Trophy hotels have traditionally been appealing for international lenders, which take pride in showing off the beautiful, and oftentimes famous, assets. Once upon a time, though, those lenders were European. Today the makeup of international lenders has shifted, and Asian banks seem to be the ones leading the charge—not just for hotels, but for several other high-quality asset types as well.
“In general, what we’ve seen is that European banks have not been as active this year as they have been historically,” Mathew Comfort, executive vice president and co-head of the Hotel Investment Banking group at Jones Lang LaSalle told The Mortgage Observer. Mr. Comfort led the team representing Lehman Brothers in the On The Ave transaction.
First burned by the U.S. mortgage crisis and then pressured by increasing banking regulations and euro zone woes, European banks have been reducing their investment in the U.S. for several years now. To some extent, Asian lenders are filling the gap. But while this might be true for properties such as iconic hotels and office towers in New York, in other markets the story is less clear-cut, several analysts and commercial real estate players said.

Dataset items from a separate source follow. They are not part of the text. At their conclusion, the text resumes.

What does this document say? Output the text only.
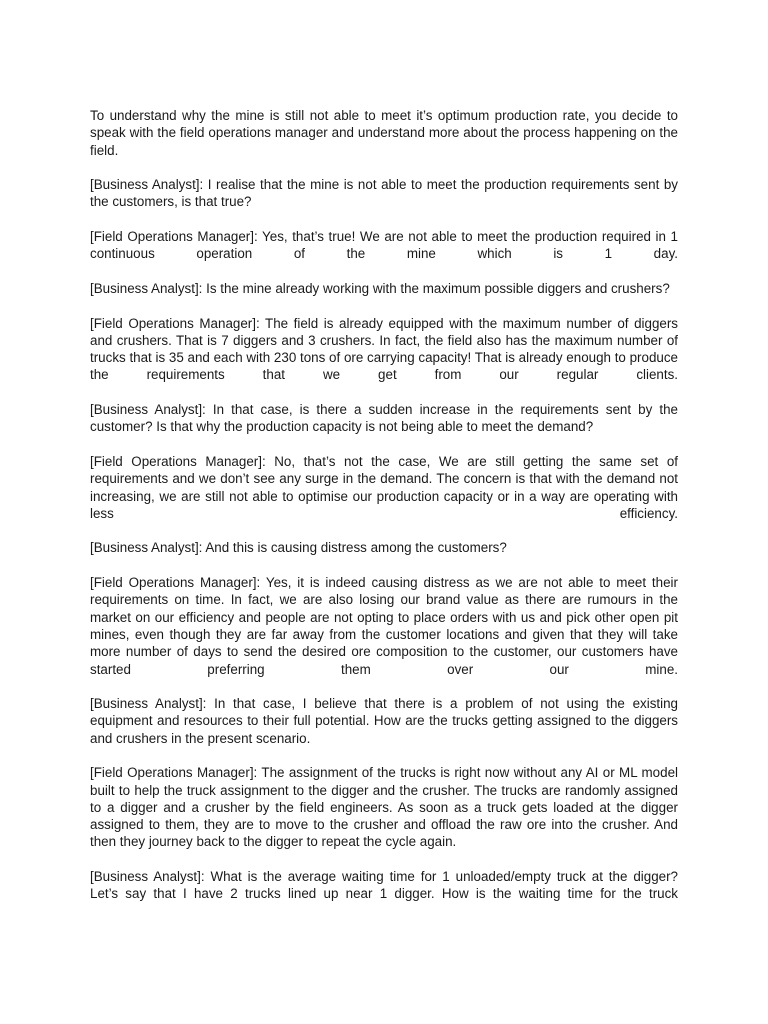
To understand why the mine is still not able to meet it’s optimum production rate, you decide to speak with the field operations manager and understand more about the process happening on the field.

[Business Analyst]: I realise that the mine is not able to meet the production requirements sent by the customers, is that true?

[Field Operations Manager]: Yes, that’s true! We are not able to meet the production required in 1 continuous operation of the mine which is 1 day.

[Business Analyst]: Is the mine already working with the maximum possible diggers and crushers?

[Field Operations Manager]: The field is already equipped with the maximum number of diggers and crushers. That is 7 diggers and 3 crushers. In fact, the field also has the maximum number of trucks that is 35 and each with 230 tons of ore carrying capacity! That is already enough to produce the requirements that we get from our regular clients.

[Business Analyst]: In that case, is there a sudden increase in the requirements sent by the customer? Is that why the production capacity is not being able to meet the demand?

[Field Operations Manager]: No, that’s not the case, We are still getting the same set of requirements and we don’t see any surge in the demand. The concern is that with the demand not increasing, we are still not able to optimise our production capacity or in a way are operating with less efficiency.

[Business Analyst]: And this is causing distress among the customers?

[Field Operations Manager]: Yes, it is indeed causing distress as we are not able to meet their requirements on time. In fact, we are also losing our brand value as there are rumours in the market on our efficiency and people are not opting to place orders with us and pick other open pit mines, even though they are far away from the customer locations and given that they will take more number of days to send the desired ore composition to the customer, our customers have started preferring them over our mine.

[Business Analyst]: In that case, I believe that there is a problem of not using the existing equipment and resources to their full potential. How are the trucks getting assigned to the diggers and crushers in the present scenario.

[Field Operations Manager]: The assignment of the trucks is right now without any AI or ML model built to help the truck assignment to the digger and the crusher. The trucks are randomly assigned to a digger and a crusher by the field engineers. As soon as a truck gets loaded at the digger assigned to them, they are to move to the crusher and offload the raw ore into the crusher. And then they journey back to the digger to repeat the cycle again.

[Business Analyst]: What is the average waiting time for 1 unloaded/empty truck at the digger? Let’s say that I have 2 trucks lined up near 1 digger. How is the waiting time for the truck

“International banks are focused on trophy assets,” said Dan Fasulo, managing director at Real Capital Analytics, adding that Asian banks are particularly careful about their investments. Asked who will fill the gap left by German or Irish banks, Mr. Fasulo mentioned insurance companies and U.S. banks. He also noted that “CMBS lenders are back again, and even the regional banks.”
In the last two years, between the third quarter of 2010 and the third quarter of 2012, German banks’ outstanding loans held in U.S. branches dropped by 37 percent, to a total of $7.2 billion, according to CMBS and mortgage data provider Trepp. Eurohypo, the real-estate lending unit of Commerzbank (CRZBY), and Westdeutsche Landesbank are among the banks that completely left the market. Irish banks including Anglo Irish Bank, Allied Irish and Bank of Ireland soon followed suit.

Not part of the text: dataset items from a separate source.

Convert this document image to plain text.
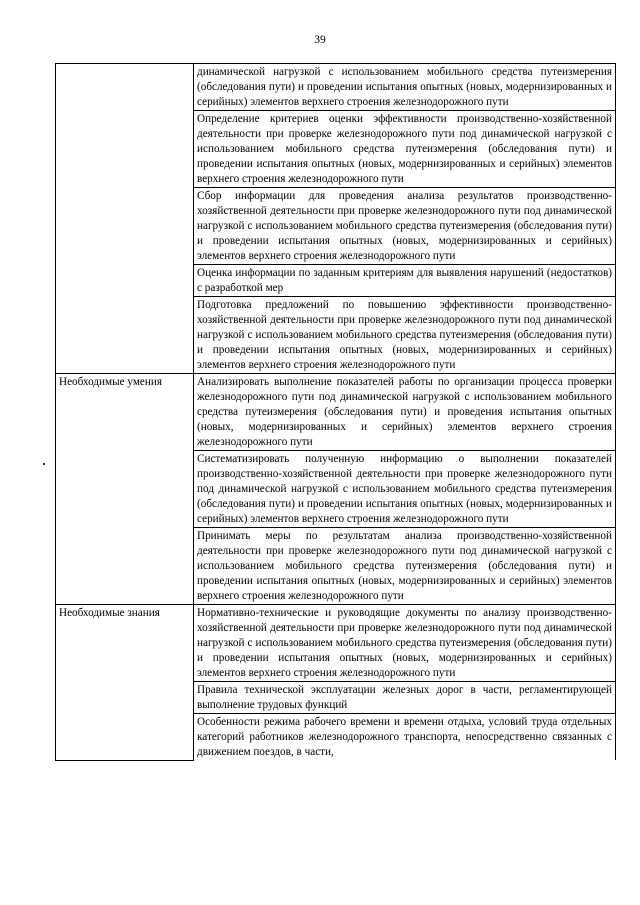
39
	динамической нагрузкой с использованием мобильного средства путеизмерения (обследования пути) и проведении испытания опытных (новых, модернизированных и серийных) элементов верхнего строения железнодорожного пути
	Определение критериев оценки эффективности производственно-хозяйственной деятельности при проверке железнодорожного пути под динамической нагрузкой с использованием мобильного средства путеизмерения (обследования пути) и проведении испытания опытных (новых, модернизированных и серийных) элементов верхнего строения железнодорожного пути
	Сбор информации для проведения анализа результатов производственно-хозяйственной деятельности при проверке железнодорожного пути под динамической нагрузкой с использованием мобильного средства путеизмерения (обследования пути) и проведении испытания опытных (новых, модернизированных и серийных) элементов верхнего строения железнодорожного пути
	Оценка информации по заданным критериям для выявления нарушений (недостатков) с разработкой мер
	Подготовка предложений по повышению эффективности производственно-хозяйственной деятельности при проверке железнодорожного пути под динамической нагрузкой с использованием мобильного средства путеизмерения (обследования пути) и проведении испытания опытных (новых, модернизированных и серийных) элементов верхнего строения железнодорожного пути
Необходимые умения	Анализировать выполнение показателей работы по организации процесса проверки железнодорожного пути под динамической нагрузкой с использованием мобильного средства путеизмерения (обследования пути) и проведения испытания опытных (новых, модернизированных и серийных) элементов верхнего строения железнодорожного пути
	Систематизировать полученную информацию о выполнении показателей производственно-хозяйственной деятельности при проверке железнодорожного пути под динамической нагрузкой с использованием мобильного средства путеизмерения (обследования пути) и проведении испытания опытных (новых, модернизированных и серийных) элементов верхнего строения железнодорожного пути
	Принимать меры по результатам анализа производственно-хозяйственной деятельности при проверке железнодорожного пути под динамической нагрузкой с использованием мобильного средства путеизмерения (обследования пути) и проведении испытания опытных (новых, модернизированных и серийных) элементов верхнего строения железнодорожного пути
Необходимые знания	Нормативно-технические и руководящие документы по анализу производственно-хозяйственной деятельности при проверке железнодорожного пути под динамической нагрузкой с использованием мобильного средства путеизмерения (обследования пути) и проведении испытания опытных (новых, модернизированных и серийных) элементов верхнего строения железнодорожного пути
	Правила технической эксплуатации железных дорог в части, регламентирующей выполнение трудовых функций
	Особенности режима рабочего времени и времени отдыха, условий труда отдельных категорий работников железнодорожного транспорта, непосредственно связанных с движением поездов, в части,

“Commerzbank has in place a run-down strategy for its commercial real estate assets,” according to a written statement from Nils Happich, a spokesperson for the bank. The lender’s global portfolio was reduced by 33 percent, from 84 billion euros as of December 31, 2009, to 56 billion euros as of June 30, 2012, and it aims to reduce it by an additional 40 percent by 2016. Just last May, Eurohypo sold loans for $740 million on 14 properties across the United States—including the retail component of the ultra-luxurious condo 15 Central Park West—to Wells Fargo (WFC), Blackstone (BX) and U.S. Bancorp.

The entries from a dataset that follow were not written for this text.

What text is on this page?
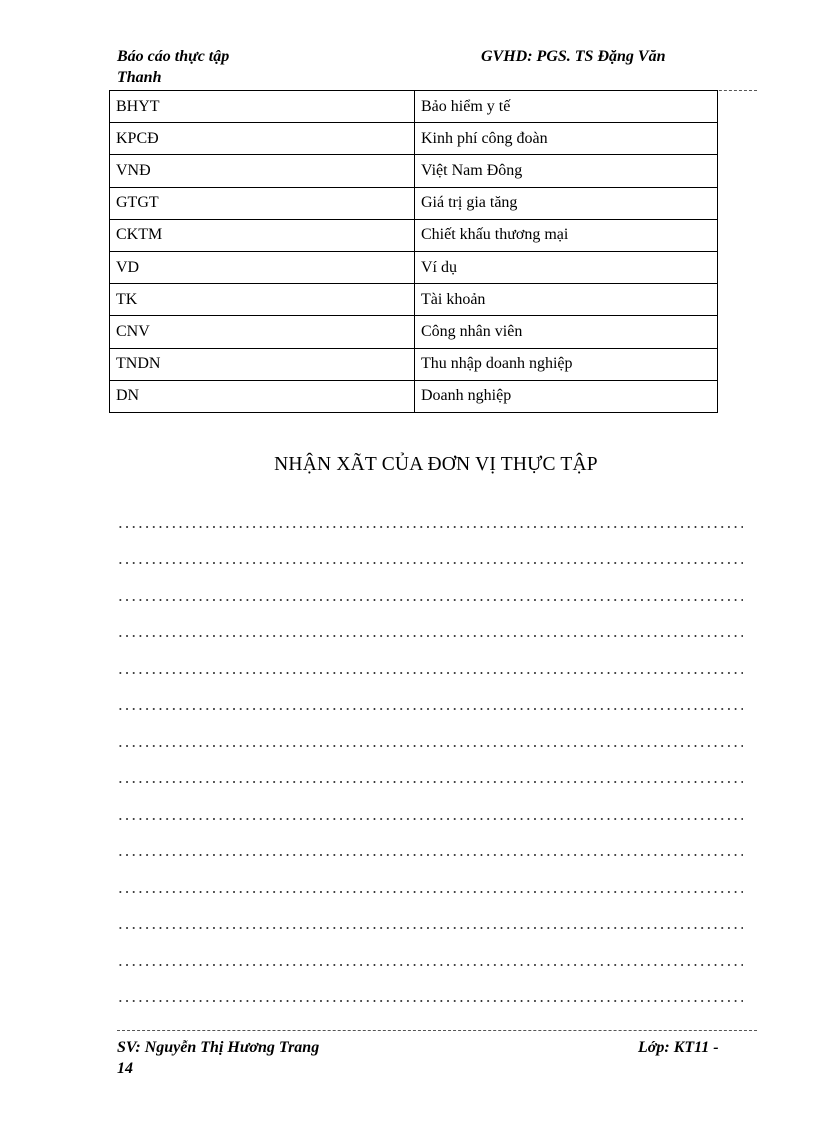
Báo cáo thực tập	GVHD: PGS. TS Đặng Văn
Thanh
BHYT	Bảo hiểm y tế
KPCĐ	Kinh phí công đoàn
VNĐ	Việt Nam Đông
GTGT	Giá trị gia tăng
CKTM	Chiết khấu thương mại
VD	Ví dụ
TK	Tài khoản
CNV	Công nhân viên
TNDN	Thu nhập doanh nghiệp
DN	Doanh nghiệp
NHẬN XÃT CỦA ĐƠN VỊ THỰC TẬP
SV: Nguyễn Thị Hương Trang	Lớp: KT11 -
14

“In the United States, our CRE portfolio has already been decreased from 5 billion euros as of December 31, 2009 to 2 billion euros as of June 30, 2012,” Mr. Happich continued in the statement. “We will continue our run-down strategy in the next years.”
Increasing regulations from national governments, the Basel III rules—which will require banks to hold more capital against loans secured on commercial property—and a still precarious euro zone situation have collided to create an uncertain future for European lenders. Four years after Lehman, the U.S. sees “the end of lending crisis,” asserted Mr. Fasulo, “while Europeans still have many innings to go.”